荨麻青霉中的分生孢子形成及次生代谢

Conidiogenesis and secondary metabolism in Penicillium urticae.

作者信息

Sekiguchi J, Gaucher G M

出版信息

Appl Environ Microbiol. 1977 Jan;33(1):147-58. doi: 10.1128/aem.33.1.147-158.1977.

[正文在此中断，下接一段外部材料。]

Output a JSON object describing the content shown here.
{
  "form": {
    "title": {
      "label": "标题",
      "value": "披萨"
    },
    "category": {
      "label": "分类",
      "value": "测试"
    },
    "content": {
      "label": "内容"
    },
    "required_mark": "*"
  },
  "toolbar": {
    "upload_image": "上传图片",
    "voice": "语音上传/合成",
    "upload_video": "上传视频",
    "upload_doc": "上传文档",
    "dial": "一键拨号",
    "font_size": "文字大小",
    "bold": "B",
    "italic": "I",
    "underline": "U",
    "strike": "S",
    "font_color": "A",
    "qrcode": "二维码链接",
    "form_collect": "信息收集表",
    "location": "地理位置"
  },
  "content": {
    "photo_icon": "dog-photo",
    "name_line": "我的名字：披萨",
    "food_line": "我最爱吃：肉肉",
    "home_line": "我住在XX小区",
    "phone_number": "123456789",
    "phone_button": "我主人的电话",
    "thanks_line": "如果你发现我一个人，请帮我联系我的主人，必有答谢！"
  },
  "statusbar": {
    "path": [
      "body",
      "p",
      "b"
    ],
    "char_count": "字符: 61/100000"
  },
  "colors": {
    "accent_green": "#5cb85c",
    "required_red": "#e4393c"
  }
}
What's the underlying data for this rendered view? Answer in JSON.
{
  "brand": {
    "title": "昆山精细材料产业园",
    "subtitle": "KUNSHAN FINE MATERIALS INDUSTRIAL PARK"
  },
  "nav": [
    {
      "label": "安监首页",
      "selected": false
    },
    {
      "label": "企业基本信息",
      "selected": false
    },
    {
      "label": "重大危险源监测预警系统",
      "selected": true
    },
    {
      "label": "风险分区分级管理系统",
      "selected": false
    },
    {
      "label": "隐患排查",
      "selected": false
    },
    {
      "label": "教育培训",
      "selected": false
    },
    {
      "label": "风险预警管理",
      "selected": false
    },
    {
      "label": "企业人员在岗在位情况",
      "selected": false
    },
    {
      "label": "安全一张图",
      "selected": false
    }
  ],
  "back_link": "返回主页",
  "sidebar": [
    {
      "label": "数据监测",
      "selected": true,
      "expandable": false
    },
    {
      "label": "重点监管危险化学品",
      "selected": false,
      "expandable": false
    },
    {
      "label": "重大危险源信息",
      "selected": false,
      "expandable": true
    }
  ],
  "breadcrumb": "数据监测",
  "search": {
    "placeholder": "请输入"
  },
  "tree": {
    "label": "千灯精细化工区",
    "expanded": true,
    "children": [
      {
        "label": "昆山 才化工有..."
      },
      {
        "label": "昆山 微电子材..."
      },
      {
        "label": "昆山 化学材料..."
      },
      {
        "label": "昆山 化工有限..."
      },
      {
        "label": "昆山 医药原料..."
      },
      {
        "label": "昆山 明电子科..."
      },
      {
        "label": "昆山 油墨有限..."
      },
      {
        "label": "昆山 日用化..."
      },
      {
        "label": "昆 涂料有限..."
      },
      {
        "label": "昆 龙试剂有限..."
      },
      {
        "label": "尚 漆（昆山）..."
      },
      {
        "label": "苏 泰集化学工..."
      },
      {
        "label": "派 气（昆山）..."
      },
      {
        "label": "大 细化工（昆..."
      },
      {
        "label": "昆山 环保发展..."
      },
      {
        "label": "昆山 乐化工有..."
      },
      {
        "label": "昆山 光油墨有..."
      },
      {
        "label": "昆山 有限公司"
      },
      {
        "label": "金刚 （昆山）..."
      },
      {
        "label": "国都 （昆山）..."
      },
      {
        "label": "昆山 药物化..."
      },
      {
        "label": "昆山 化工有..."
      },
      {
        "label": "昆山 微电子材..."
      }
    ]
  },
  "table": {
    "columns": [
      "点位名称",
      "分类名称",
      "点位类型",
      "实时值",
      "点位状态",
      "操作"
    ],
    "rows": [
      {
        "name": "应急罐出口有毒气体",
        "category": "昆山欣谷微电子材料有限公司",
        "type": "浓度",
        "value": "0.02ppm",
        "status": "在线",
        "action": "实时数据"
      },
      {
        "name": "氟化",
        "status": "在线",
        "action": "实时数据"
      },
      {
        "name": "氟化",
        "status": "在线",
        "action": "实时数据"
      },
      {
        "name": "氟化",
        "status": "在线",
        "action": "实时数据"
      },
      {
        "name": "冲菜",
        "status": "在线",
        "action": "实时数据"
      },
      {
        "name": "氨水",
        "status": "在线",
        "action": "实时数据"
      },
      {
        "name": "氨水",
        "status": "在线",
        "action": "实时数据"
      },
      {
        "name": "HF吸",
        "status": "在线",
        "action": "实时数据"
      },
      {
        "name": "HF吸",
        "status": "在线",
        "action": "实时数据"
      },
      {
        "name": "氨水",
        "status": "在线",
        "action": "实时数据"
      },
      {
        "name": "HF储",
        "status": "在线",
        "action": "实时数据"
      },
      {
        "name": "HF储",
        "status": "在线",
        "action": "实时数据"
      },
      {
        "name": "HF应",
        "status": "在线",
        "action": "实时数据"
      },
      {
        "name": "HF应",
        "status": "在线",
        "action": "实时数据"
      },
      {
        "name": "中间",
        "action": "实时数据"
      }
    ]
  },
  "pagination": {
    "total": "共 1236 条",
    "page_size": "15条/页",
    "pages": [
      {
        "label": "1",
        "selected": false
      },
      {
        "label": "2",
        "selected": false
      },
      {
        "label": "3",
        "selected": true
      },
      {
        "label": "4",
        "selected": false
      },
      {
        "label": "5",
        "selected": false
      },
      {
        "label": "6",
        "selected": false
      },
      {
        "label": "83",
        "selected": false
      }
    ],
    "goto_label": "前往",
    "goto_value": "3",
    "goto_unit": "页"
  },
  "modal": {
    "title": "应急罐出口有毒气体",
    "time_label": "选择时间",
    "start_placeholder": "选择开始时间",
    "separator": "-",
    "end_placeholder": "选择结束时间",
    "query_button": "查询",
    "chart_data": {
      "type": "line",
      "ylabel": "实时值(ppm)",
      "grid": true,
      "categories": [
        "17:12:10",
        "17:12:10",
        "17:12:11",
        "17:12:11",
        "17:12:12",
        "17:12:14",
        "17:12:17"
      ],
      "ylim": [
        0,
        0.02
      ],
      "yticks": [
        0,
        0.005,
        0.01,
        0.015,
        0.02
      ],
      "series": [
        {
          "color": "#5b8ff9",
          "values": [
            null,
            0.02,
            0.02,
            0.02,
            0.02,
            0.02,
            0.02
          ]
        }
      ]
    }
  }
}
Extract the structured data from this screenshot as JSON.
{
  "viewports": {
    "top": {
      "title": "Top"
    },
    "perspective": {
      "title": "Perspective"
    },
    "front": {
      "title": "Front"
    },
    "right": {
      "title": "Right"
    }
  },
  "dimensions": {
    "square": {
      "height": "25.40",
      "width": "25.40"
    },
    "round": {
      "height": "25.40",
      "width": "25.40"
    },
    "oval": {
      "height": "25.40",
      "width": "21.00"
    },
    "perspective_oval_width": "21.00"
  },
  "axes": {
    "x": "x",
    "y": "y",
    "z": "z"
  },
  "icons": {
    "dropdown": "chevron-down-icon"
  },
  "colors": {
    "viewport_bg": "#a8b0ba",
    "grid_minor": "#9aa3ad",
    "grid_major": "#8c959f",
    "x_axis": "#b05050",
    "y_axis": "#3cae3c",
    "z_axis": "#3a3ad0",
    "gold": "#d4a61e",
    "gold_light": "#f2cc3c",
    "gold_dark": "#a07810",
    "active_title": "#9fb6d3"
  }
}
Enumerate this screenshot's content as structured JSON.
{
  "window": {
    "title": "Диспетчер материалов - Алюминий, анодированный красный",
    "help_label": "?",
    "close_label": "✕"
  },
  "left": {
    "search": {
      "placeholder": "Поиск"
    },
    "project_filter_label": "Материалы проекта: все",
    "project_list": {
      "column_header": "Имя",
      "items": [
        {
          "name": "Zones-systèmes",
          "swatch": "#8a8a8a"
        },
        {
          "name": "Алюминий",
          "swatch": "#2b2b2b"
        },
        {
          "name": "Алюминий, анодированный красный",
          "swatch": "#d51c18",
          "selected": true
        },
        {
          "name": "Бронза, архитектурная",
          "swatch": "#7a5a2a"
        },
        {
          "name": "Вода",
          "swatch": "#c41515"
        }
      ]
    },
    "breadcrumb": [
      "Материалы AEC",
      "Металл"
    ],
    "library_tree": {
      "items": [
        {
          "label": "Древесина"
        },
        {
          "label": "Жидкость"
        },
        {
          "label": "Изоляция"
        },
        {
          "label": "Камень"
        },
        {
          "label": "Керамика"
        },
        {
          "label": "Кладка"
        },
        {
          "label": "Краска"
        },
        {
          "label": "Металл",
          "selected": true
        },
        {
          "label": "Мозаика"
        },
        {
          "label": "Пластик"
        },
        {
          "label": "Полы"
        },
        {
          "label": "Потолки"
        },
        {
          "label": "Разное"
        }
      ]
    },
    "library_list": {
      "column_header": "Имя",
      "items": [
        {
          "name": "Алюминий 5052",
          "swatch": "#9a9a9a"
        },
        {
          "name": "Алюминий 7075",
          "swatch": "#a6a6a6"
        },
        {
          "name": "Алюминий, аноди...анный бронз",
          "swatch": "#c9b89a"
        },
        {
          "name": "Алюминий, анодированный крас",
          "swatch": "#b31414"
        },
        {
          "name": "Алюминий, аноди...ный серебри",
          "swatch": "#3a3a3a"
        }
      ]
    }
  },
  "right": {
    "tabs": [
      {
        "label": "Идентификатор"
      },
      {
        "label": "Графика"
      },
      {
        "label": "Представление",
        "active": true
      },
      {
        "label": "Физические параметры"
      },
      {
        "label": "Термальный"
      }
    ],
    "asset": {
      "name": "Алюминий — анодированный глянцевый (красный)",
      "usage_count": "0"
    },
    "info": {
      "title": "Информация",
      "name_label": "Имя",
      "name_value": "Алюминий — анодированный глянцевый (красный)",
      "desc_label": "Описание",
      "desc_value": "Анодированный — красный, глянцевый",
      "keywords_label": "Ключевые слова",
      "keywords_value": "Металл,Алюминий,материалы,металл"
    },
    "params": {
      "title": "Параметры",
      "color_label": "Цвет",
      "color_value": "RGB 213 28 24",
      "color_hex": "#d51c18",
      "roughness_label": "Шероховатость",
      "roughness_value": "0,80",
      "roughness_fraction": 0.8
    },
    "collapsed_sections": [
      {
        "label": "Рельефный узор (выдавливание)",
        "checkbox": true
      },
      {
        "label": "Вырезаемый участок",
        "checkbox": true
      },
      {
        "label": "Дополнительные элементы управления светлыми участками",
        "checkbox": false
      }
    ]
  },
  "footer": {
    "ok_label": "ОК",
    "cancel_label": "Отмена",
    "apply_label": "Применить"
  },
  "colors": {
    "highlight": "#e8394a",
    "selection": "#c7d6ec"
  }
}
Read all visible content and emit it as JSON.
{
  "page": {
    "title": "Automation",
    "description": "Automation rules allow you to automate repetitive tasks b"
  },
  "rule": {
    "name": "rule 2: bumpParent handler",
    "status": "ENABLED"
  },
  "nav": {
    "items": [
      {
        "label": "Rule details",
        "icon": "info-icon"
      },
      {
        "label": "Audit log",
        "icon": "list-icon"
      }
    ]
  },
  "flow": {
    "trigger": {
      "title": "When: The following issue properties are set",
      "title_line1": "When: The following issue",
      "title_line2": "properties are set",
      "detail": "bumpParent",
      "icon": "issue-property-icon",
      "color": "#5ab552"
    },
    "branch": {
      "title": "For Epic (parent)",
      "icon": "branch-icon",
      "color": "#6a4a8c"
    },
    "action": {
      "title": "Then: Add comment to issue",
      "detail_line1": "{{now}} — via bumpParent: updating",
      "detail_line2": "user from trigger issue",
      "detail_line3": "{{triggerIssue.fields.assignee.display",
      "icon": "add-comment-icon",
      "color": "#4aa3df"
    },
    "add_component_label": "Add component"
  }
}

DOI:10.1128/aem.33.1.147-158.1977

PMID:836020

原文链接:https://pmc.ncbi.nlm.nih.gov/articles/PMC170614/

Abstract

Submerged cultures of Penicillium urticae (NRRL 2159A) produced the antibiotics patulin and griseofulvin when grown in a glucose-nitrate medium. A high concentration of calcium (i.e., 68 mM) inhibited the production of both antibiotics while stimulating conidiogenesis. Conidial mutants that were defective in an early stage of conidiogenesis produced markedly less patulin, even under growth conditions that favored secondary metabolism. A mutant which lacked the ability to produce the patulin pathway metabolites m-cresol, toluquinol, m-hydroxybenzyl-alcohol, m-hydroxybenzaldehyde, gentisaldehyde, gentisyl alcohol, gentisic acid and patulin, as well as the pathway enzyme m-hydroxybenzyl-alcohol dehydrogenase, still produced yields of conidia that were equivalent to or greater than those of the parent strain. Other mutants which were blocked at later steps of the patulin pathway also produced conidia. These results indicate that patulin and the other related secondary metabolites noted above are not a prerequisite to conidiogenesis in P. urticae. Environmental and developmental factors such as calcium levels and conidiogenesis do, however, indirectly affect the production of patulin pathway metabolites.

摘要

荨麻青霉（NRRL 2159A）的深层培养物在葡萄糖-硝酸盐培养基中生长时会产生抗生素棒曲霉素和灰黄霉素。高浓度的钙（即68 mM）会抑制这两种抗生素的产生，同时刺激分生孢子形成。在分生孢子形成早期存在缺陷的分生孢子突变体产生的棒曲霉素明显较少，即使在有利于次生代谢的生长条件下也是如此。一个缺乏产生棒曲霉素途径代谢产物间甲酚、甲苯醌、间羟基苄醇、间羟基苯甲醛、龙胆醛、龙胆醇、龙胆酸和棒曲霉素能力的突变体，以及缺乏途径酶间羟基苄醇脱氢酶的突变体，其分生孢子产量仍与亲本菌株相当或更高。在棒曲霉素途径后期步骤受阻的其他突变体也能产生分生孢子。这些结果表明，棒曲霉素和上述其他相关次生代谢产物并非荨麻青霉分生孢子形成的先决条件。然而，环境和发育因素，如钙水平和分生孢子形成，确实会间接影响棒曲霉素途径代谢产物的产生。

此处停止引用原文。